GoodFuels’ next-generation sustainable biofuel is derived from feedstocks certified as 100% waste or residue — such as waste cooking oil — blended with marine gas oil, with no land-use issues and no competition with food production or deforestation. It enables a well-to-exhaust CO2 reduction of 80-90% when compared to fossil fuels.
This biofuel is functionally equivalent to petroleum-derived fuels while virtually free of sulfur oxides and can be used in already installed main engines without modifications to the engine or fuel infrastructure.
Owing to its ‘drop in’ properties, AIDAprima was not required to undergo any modifications to the engine or tanks to enable the biofuel bunkering.

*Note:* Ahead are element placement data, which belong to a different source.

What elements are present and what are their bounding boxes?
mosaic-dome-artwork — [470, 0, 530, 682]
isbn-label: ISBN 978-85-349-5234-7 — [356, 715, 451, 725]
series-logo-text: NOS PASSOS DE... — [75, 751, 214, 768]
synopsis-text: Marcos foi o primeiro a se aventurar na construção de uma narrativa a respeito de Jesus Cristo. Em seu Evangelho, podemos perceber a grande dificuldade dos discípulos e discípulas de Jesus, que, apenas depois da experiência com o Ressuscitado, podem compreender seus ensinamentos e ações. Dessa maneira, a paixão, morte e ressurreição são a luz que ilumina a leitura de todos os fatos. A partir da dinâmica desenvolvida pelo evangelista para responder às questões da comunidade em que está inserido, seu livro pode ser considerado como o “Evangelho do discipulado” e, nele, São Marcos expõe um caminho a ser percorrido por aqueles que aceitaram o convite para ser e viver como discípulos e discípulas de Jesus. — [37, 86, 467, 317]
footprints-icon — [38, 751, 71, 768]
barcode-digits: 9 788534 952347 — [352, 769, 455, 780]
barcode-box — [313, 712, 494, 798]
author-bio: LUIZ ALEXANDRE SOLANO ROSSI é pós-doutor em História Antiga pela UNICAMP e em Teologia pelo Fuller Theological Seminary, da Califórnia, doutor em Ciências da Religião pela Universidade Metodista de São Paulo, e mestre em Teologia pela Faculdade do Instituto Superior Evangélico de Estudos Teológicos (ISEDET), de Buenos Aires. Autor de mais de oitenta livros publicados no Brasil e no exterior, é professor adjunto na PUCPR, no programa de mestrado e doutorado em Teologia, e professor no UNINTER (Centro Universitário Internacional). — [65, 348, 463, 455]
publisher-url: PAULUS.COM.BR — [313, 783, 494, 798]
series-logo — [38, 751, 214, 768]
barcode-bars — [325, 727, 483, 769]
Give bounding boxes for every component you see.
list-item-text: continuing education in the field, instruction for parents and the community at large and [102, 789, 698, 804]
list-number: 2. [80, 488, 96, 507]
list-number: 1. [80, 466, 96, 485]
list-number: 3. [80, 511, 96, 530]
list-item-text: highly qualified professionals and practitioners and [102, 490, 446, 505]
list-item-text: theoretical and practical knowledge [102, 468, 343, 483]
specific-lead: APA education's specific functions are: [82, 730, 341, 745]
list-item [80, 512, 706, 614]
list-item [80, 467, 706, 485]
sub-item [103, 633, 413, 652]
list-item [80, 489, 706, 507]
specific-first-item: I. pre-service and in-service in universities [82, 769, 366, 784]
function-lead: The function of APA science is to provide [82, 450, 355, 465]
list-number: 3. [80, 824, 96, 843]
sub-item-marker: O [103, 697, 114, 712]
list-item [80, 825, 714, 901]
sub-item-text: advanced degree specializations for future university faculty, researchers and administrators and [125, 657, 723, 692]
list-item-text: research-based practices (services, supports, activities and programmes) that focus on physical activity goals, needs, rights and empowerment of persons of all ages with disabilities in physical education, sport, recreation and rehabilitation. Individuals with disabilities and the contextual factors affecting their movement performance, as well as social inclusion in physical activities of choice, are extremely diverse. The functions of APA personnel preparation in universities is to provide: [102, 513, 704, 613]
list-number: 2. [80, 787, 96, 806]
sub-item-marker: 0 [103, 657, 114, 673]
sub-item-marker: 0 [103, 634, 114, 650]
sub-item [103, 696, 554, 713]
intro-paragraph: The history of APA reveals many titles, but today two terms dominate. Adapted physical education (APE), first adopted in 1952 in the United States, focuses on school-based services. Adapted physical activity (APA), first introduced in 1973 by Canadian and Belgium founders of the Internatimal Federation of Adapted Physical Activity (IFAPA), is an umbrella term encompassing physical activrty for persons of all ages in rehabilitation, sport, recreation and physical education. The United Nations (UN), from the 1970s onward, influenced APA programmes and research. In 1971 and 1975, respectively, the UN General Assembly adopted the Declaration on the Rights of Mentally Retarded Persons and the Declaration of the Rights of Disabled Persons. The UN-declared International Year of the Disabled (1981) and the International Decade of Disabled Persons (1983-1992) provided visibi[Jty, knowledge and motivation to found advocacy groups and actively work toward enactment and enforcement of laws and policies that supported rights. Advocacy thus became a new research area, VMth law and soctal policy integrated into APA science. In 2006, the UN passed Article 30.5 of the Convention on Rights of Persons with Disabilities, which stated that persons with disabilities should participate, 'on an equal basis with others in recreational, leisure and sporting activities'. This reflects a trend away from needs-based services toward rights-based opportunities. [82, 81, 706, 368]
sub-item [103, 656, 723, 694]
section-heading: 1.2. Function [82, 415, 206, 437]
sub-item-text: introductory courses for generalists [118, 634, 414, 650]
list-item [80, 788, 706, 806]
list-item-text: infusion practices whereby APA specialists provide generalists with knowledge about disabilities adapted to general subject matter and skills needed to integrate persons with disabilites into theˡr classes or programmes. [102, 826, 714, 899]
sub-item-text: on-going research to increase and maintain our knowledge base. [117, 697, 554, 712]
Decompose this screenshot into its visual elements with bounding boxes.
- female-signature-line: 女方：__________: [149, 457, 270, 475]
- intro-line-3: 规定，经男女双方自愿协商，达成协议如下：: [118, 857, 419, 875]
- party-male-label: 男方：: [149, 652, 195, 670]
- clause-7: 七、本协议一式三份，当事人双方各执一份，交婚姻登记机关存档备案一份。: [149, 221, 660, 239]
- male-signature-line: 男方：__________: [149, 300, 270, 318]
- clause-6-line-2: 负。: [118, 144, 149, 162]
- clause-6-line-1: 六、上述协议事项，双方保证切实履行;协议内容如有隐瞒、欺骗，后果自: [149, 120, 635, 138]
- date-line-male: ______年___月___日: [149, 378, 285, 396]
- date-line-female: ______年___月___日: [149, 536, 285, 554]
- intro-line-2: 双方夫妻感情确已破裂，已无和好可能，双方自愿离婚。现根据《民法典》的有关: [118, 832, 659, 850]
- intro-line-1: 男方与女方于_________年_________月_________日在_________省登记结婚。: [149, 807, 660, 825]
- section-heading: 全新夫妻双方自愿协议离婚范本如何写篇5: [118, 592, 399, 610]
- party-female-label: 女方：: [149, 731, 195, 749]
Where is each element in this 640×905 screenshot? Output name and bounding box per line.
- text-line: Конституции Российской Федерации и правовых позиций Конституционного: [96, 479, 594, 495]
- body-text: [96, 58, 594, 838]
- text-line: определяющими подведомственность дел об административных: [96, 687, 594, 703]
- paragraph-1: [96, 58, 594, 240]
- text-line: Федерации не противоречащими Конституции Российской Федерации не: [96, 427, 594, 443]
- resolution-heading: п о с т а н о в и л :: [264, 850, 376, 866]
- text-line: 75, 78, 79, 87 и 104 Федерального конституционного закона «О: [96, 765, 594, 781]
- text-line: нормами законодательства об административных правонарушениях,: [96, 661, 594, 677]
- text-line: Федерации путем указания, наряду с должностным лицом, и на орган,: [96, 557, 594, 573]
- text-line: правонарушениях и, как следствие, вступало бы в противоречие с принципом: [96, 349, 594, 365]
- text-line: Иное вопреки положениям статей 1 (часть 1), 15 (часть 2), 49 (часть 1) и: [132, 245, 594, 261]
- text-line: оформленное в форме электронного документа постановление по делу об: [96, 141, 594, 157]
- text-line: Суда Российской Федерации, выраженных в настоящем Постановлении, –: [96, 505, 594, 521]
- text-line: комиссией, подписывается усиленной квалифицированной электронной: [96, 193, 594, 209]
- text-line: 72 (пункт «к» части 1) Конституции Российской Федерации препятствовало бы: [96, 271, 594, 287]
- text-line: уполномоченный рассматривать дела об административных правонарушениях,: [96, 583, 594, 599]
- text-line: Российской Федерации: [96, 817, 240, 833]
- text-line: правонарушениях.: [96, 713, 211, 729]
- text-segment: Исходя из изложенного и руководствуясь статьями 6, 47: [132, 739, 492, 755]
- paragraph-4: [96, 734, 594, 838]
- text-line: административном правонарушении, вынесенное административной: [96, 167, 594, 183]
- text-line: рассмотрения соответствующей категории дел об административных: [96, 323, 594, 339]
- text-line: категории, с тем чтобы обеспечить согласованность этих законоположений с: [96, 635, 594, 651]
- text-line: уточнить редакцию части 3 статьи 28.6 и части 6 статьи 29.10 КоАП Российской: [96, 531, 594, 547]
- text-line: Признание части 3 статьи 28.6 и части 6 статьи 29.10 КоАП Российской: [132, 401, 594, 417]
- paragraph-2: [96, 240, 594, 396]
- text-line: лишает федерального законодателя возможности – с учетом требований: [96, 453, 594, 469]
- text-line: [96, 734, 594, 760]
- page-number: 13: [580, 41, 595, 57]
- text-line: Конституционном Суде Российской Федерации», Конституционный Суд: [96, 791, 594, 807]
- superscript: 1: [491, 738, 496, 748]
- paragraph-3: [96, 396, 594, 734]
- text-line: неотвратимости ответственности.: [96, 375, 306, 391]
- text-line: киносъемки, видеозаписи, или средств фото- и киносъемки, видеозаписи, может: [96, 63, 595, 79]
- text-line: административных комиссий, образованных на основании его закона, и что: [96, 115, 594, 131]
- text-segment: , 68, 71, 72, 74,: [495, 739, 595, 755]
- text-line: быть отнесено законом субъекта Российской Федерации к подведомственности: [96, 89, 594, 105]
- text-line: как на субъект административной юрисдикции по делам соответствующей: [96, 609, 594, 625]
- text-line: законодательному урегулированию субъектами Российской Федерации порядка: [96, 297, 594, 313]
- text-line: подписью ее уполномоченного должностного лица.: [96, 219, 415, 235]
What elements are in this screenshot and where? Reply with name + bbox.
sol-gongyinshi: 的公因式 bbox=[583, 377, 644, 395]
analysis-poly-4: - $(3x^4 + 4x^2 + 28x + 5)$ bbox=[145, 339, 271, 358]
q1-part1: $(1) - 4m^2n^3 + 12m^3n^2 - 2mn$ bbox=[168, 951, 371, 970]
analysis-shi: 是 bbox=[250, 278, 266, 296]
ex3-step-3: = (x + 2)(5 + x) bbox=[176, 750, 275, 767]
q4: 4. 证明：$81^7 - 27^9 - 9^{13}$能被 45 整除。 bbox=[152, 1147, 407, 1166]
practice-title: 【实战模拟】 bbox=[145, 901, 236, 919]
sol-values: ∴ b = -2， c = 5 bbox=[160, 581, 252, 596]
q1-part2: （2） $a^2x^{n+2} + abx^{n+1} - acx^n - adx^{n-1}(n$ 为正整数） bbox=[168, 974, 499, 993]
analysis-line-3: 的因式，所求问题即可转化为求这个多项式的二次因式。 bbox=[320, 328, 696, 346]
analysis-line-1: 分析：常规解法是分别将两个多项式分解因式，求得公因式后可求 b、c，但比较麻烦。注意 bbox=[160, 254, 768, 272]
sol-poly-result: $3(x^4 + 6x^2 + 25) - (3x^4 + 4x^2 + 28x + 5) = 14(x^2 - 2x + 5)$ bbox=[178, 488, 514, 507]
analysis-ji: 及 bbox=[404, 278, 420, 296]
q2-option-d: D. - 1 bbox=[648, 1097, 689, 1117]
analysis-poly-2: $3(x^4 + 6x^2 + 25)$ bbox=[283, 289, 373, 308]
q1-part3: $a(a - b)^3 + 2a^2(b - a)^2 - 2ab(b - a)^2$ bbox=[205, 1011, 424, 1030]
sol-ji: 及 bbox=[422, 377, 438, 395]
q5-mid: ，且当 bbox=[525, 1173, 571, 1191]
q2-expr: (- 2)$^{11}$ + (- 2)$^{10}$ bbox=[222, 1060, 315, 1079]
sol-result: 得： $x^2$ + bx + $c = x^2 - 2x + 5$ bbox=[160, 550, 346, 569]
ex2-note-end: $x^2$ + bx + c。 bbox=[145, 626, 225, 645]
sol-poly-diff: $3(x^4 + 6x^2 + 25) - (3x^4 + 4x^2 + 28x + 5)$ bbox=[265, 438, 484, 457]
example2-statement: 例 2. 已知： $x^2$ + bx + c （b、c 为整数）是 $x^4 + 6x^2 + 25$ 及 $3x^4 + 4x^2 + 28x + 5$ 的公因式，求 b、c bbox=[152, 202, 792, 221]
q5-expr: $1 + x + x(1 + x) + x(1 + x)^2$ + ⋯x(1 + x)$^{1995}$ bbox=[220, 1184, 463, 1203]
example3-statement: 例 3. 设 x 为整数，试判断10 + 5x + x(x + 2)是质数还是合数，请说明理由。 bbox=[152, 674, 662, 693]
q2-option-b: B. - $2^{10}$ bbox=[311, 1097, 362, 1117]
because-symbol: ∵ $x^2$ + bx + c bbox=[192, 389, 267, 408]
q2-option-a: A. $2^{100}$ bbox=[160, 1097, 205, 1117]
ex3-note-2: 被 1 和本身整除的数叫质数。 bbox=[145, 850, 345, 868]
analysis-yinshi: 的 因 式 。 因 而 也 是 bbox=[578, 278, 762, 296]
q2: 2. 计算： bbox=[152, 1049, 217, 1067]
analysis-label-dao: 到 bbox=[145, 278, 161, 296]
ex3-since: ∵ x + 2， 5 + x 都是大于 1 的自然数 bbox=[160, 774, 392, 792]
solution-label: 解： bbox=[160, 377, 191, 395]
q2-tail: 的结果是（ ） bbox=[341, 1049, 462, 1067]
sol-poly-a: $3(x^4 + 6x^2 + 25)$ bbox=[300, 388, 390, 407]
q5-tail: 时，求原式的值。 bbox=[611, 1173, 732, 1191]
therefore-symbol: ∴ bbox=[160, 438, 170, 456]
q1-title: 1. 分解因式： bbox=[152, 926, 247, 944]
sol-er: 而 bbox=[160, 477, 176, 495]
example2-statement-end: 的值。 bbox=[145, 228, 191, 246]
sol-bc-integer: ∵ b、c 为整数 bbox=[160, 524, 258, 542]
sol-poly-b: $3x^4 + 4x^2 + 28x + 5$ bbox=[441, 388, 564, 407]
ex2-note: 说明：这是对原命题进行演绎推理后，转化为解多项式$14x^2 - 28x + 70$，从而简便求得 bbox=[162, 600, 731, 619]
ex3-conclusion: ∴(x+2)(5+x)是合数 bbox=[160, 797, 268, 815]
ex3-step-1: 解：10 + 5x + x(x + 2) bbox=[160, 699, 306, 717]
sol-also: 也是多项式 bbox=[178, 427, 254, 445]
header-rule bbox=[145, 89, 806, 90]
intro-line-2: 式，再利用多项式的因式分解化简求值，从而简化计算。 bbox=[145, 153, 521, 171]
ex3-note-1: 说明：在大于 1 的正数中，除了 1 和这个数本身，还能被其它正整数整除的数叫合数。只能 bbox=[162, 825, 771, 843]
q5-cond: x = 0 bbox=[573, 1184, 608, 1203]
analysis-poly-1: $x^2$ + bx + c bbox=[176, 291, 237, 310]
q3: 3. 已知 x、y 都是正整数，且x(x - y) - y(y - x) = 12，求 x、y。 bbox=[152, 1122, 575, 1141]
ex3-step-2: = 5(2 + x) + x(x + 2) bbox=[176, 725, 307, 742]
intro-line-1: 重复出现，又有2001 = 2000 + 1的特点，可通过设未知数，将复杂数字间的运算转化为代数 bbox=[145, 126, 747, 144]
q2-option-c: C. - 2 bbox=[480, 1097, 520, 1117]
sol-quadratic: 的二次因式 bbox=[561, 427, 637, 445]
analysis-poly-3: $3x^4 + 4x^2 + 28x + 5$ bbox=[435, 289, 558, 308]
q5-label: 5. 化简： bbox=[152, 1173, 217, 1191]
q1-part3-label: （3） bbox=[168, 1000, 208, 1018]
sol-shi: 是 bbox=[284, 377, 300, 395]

Needed on an industrial scale
‘We continue to actively explore all opportunities to decarbonise our fleet while advancing efficiency in line with international carbon intensity reduction targets,’ remarked Felix Eichhorn, president, AIDA Cruises. ‘With the successful start of biofuel usage, we have proven that gradual decarbonisation is possible even on ships already in service. An important prerequisite for us as a cruise line to be able to use it, is that it becomes widely available on an industrial scale and at marketable prices.’
Further deliveries intended
The trial took place while the vessel was on a seven-day cruise, calling Hamburg, Germany, Southampton, UK, Le Havre, France and Zeebrugge, Belgium.
Follow-up deliveries are envisioned by AIDA Cruises, with the potential for the fuel’s expansion to other brands under the Carnival Corp. banner.
In addition to the use of biofuels, AIDA Cruises' decarbonisation strategy includes installation of the first fuel cell onboard AIDAnova and the commissioning of what the line called 'the largest battery storage system in cruise shipping,' with a capacity of 10MW hours on board AIDAprima. It is also focusing on the expansion and increased use of shore power.
The line previously tested regenerated biofuels in marine diesel engines together with research partners at the University of Rostock.
AIDAprima is the first large passenger ship to use Netherlands-based GoodFuels’ sustainable marine biofuel.
Dirk Kronemeijer, CEO, GoodFuels, said of the partnership, ‘This first bio-bunkering with AIDA Cruises marks an exciting step forward on the cruise industry’s decarbonisation pathway, demonstrating that our sustainable biofuels are a safe, technically viable and convenient option to drastically cut down emissions from passenger vessels.
‘As the effects of climate change are felt acutely in several parts of the world, the time for action is now, and biofuels are one of the few options that can already make a difference today.
‘We are delighted to have worked alongside the trail-blazers at AIDA Cruises in the past few months to make this milestone a reality, and we look forward to collaborating again in the future.’